Dependent Variable	Independent Variable	Model 1	Model 2	Model 3
Day 3 AKI	Total FGF23	2.22 (1.62, 3.03), p<0.001	1.51 (1.05, 2.17), p = 0.027	1.52 (1.02, 2.26), p = 0.039
Day 3 AKI	Intact FGF23	1.28 (0.95, 1.72), p = 0.11	0.99 (0.69, 1.42), p = 0.95	1.02 (0.69, 1.52), p = 0.92

In these models, the independent variable is Day 1 plasma total FGF23 or intact FGF23, both of which were log-transformed to correct for skewness. Model 1 is unadjusted. Model 2 is adjusted for the presence or absence of Day 1 AKI. Model 3 is adjusted for Day 1 AKI, age, sex, P/F ratio, and PRISM score. Data shown are odds ratios and 95% confidence intervals. As only subjects with complete covariate data are included in the regression analysis, n = 150 for all models.

Table 3

Multivariable logistic regression modeling, with a dependent variable of mortality by 60 days post-ARDS diagnosis.

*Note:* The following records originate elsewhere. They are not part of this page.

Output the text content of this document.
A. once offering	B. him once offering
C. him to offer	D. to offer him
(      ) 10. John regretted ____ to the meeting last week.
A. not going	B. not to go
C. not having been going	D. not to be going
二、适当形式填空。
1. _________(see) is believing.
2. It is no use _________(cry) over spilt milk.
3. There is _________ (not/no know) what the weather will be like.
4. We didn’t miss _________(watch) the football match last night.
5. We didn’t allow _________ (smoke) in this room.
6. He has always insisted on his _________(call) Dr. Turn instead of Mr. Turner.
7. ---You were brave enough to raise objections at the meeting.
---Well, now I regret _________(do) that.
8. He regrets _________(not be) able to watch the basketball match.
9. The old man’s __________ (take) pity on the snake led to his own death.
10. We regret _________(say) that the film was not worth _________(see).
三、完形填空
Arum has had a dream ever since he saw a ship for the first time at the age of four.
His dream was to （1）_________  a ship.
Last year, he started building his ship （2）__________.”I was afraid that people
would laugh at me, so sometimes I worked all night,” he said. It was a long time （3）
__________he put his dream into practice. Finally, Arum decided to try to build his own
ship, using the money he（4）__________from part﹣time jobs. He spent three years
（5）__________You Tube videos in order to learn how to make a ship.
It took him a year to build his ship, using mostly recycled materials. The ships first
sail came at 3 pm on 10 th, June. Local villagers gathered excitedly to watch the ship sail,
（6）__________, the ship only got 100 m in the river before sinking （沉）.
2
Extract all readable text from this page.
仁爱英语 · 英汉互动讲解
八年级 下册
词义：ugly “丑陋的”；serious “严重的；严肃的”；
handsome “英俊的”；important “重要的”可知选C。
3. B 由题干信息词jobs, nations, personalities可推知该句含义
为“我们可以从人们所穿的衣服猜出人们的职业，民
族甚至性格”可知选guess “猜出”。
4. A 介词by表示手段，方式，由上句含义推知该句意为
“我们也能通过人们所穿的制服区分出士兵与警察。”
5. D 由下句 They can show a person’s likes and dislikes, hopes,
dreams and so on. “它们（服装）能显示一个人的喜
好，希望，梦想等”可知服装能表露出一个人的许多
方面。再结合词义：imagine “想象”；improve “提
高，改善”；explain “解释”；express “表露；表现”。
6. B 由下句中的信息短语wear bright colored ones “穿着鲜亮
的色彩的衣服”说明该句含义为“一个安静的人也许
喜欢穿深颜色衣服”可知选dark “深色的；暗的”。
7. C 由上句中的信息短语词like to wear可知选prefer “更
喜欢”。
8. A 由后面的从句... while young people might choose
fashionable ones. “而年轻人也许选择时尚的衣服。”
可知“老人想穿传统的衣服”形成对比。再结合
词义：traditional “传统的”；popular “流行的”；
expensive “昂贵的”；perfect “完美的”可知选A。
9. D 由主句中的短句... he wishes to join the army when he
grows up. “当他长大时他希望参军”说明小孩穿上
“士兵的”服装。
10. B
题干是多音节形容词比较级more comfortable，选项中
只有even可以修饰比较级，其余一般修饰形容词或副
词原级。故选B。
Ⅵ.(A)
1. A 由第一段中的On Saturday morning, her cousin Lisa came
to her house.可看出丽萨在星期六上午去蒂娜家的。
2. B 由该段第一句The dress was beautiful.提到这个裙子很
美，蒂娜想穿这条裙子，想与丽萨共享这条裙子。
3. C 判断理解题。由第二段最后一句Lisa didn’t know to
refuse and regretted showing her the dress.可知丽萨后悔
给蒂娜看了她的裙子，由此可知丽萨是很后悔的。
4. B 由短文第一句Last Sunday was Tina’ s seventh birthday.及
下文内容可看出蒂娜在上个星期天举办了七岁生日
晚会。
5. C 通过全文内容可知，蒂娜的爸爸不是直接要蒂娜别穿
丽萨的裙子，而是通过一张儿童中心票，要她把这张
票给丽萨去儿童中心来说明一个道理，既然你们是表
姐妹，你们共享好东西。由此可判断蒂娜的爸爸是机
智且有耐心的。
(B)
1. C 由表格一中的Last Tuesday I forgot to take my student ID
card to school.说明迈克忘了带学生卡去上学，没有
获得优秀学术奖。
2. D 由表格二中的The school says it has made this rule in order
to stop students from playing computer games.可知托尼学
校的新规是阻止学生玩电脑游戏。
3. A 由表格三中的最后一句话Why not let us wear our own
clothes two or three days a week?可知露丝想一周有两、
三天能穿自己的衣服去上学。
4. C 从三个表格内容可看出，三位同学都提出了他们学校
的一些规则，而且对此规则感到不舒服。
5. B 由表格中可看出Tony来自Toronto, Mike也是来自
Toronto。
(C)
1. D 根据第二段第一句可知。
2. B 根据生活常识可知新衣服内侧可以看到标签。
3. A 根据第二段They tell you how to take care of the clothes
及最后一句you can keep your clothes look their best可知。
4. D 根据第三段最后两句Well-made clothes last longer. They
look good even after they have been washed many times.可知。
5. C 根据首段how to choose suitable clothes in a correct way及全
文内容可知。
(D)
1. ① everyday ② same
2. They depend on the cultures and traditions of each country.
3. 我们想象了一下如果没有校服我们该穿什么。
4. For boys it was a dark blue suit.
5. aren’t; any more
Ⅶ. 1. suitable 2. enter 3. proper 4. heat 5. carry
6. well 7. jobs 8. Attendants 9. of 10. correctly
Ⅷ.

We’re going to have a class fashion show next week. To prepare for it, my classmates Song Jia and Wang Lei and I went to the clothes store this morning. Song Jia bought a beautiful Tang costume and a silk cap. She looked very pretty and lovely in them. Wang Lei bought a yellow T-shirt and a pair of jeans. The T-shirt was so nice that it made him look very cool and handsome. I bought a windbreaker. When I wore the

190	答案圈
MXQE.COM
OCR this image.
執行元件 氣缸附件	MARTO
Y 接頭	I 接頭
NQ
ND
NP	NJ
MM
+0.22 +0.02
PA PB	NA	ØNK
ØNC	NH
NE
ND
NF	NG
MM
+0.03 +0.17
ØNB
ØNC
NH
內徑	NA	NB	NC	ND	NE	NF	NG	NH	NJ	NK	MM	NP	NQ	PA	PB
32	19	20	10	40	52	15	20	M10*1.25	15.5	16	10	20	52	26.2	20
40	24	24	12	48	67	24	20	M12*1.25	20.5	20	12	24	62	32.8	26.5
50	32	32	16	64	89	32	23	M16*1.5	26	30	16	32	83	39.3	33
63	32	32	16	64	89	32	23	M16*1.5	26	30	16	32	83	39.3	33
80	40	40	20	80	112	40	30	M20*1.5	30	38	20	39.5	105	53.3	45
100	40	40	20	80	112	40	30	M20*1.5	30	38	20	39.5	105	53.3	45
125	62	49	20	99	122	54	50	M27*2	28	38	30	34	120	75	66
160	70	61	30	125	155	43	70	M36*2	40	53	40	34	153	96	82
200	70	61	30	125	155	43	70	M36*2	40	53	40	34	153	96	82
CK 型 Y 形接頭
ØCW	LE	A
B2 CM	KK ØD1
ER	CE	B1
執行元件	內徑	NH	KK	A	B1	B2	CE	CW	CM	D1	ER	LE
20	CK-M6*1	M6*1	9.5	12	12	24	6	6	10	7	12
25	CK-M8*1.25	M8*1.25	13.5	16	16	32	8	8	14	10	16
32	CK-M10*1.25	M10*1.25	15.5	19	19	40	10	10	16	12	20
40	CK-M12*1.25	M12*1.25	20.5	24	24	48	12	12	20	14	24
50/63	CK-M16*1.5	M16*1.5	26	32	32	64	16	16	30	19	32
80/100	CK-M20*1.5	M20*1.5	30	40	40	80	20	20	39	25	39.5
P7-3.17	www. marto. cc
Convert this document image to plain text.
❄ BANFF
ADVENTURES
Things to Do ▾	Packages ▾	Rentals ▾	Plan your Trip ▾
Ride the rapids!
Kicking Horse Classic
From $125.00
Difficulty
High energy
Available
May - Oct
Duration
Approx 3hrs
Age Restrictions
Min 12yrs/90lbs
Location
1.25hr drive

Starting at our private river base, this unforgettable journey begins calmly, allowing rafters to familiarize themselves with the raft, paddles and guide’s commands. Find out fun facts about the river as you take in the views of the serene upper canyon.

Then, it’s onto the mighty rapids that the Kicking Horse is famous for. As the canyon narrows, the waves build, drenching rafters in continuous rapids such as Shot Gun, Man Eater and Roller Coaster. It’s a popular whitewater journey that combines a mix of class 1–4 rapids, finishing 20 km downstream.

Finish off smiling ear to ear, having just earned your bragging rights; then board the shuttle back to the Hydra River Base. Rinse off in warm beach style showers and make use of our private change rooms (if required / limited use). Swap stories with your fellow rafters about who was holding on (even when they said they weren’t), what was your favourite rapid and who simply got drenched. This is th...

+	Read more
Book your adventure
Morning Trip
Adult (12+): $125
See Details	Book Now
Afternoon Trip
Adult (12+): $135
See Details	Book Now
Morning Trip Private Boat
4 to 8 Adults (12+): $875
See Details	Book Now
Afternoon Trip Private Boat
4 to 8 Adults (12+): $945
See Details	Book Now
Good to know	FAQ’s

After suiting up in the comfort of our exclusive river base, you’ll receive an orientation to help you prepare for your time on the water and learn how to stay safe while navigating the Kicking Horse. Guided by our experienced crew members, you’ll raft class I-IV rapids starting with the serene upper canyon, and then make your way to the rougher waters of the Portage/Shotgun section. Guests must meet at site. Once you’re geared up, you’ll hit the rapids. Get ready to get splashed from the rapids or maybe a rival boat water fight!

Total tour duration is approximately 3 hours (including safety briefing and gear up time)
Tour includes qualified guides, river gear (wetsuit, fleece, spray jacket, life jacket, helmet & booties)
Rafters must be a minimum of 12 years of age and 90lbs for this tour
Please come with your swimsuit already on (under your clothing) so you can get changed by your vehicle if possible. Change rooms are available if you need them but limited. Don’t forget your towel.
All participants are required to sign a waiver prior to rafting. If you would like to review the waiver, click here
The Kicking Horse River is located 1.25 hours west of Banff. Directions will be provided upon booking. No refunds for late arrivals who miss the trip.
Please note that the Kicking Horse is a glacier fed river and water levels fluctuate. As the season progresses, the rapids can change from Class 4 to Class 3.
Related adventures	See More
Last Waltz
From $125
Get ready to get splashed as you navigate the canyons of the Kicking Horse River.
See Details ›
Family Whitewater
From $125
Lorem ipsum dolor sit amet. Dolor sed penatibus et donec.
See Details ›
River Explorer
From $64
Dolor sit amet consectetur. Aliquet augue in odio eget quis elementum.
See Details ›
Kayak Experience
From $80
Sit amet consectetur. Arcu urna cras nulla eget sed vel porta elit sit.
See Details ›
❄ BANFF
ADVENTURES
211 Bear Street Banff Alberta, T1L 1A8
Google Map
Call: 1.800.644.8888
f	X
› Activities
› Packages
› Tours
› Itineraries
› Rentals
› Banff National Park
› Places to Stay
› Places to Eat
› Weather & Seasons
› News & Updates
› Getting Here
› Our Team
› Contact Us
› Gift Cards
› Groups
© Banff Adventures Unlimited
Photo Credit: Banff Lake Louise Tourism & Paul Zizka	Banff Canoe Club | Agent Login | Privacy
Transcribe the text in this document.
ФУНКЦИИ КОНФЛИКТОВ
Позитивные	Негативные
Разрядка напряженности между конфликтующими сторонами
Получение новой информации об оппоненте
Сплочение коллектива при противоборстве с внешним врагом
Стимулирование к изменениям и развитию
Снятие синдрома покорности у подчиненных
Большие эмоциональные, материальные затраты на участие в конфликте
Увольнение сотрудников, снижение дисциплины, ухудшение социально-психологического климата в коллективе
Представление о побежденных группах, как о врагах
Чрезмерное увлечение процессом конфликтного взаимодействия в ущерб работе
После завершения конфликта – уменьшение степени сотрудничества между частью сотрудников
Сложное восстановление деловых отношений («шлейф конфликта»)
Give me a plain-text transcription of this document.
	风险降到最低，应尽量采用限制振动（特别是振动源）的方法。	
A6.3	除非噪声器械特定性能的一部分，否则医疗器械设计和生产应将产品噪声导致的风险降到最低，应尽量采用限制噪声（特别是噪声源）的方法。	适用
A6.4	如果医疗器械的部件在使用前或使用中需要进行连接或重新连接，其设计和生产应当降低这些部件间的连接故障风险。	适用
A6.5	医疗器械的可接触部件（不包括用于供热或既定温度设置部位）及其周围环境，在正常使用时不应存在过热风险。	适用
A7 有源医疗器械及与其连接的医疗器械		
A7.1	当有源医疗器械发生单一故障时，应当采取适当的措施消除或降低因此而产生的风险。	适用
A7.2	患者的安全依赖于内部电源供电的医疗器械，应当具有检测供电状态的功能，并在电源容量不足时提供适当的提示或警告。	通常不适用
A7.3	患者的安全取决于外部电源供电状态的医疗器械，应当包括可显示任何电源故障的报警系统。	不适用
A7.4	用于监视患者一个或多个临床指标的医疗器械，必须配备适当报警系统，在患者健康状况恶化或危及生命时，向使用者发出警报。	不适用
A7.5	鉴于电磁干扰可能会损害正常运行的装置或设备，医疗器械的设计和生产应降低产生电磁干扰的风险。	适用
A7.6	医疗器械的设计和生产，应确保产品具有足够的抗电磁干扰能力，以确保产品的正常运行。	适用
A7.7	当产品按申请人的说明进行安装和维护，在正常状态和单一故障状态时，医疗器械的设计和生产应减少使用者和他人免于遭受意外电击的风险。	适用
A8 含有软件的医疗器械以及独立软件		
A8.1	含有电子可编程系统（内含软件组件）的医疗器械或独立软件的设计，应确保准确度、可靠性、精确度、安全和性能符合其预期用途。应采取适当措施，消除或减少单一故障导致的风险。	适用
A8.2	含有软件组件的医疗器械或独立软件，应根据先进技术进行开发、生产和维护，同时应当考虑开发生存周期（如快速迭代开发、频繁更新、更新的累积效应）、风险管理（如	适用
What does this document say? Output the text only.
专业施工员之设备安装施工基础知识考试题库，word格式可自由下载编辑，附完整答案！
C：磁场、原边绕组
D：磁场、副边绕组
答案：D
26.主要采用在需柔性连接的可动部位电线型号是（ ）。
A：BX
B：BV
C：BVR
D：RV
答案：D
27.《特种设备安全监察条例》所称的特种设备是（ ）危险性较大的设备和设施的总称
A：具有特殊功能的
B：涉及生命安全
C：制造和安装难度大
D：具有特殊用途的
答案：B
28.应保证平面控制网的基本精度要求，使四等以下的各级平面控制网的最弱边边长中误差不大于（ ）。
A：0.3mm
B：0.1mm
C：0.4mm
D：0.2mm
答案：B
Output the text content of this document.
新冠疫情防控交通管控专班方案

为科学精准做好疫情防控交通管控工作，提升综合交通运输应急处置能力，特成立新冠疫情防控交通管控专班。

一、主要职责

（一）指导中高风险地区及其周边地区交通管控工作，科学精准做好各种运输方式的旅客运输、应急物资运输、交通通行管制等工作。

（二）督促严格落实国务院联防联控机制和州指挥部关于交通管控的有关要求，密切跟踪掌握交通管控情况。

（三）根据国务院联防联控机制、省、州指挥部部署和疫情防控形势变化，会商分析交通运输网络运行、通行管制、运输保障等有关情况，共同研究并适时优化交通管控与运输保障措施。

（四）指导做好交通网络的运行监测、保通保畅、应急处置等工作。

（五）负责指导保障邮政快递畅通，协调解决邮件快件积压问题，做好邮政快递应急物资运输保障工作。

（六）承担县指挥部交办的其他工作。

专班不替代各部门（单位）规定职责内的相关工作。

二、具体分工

Dependent Variable	Independent Variable	Model 1	Model 2
Day 60 mortality	Total FGF23	1.43 (1.07, 1.91), p = 0.014	1.62 (1.07, 2.45), p = 0.023
Day 60 mortality	Intact FGF23	1.44 (1.02, 2.05), p = 0.039	1.30 (0.89, 1.90), p = 0.17

In these models, the independent variable is Day 1 plasma total FGF23 or intact FGF23, both of which were log-transformed to correct for skewness. Model 1 is unadjusted. Model 2 is adjusted for age, sex, the presence or absence of Day 1 AKI, P/F ratio, and PRISM score. Data shown are odds ratios and 95% confidence intervals. As only subjects with complete covariate data are included in the regression analysis, n = 150 for both models.

Table 4

Multivariable logistic regression modeling in the subgroup of patients with Day 1 plasma IL-6 concentrations available.

Dependent Variable	Independent Variable	Model 1	Model 2	Model 3
Day 3 AKI	Total FGF23	1.99 (1.44, 2.75), p<0.001	1.42 (0.95, 2.14), p = 0.09	1.26 (0.81, 1.96), p = 0.31
Day 60 mortality	Total FGF23	1.27 (0.92, 1.75), p = 0.14	1.38 (0.90, 2.11), p = 0.14	1.35 (0.88, 2.09), p = 0.17

This subgroup includes 135 subjects. In these models, the dependent variable is acute kidney injury (AKI) at three days post-ARDS diagnosis or mortality by 60 days post-ARDS diagnosis. The independent variable is Day 1 plasma total FGF23, which was log-transformed to correct for skewness. Model 1 is unadjusted. Model 2 is adjusted for age, sex, the presence or absence of Day 1 AKI, P/F ratio, and PRISM score. Model 3 is further adjusted for log-transformed Day 1 plasma IL-6. Data shown are odds ratios and 95% confidence intervals.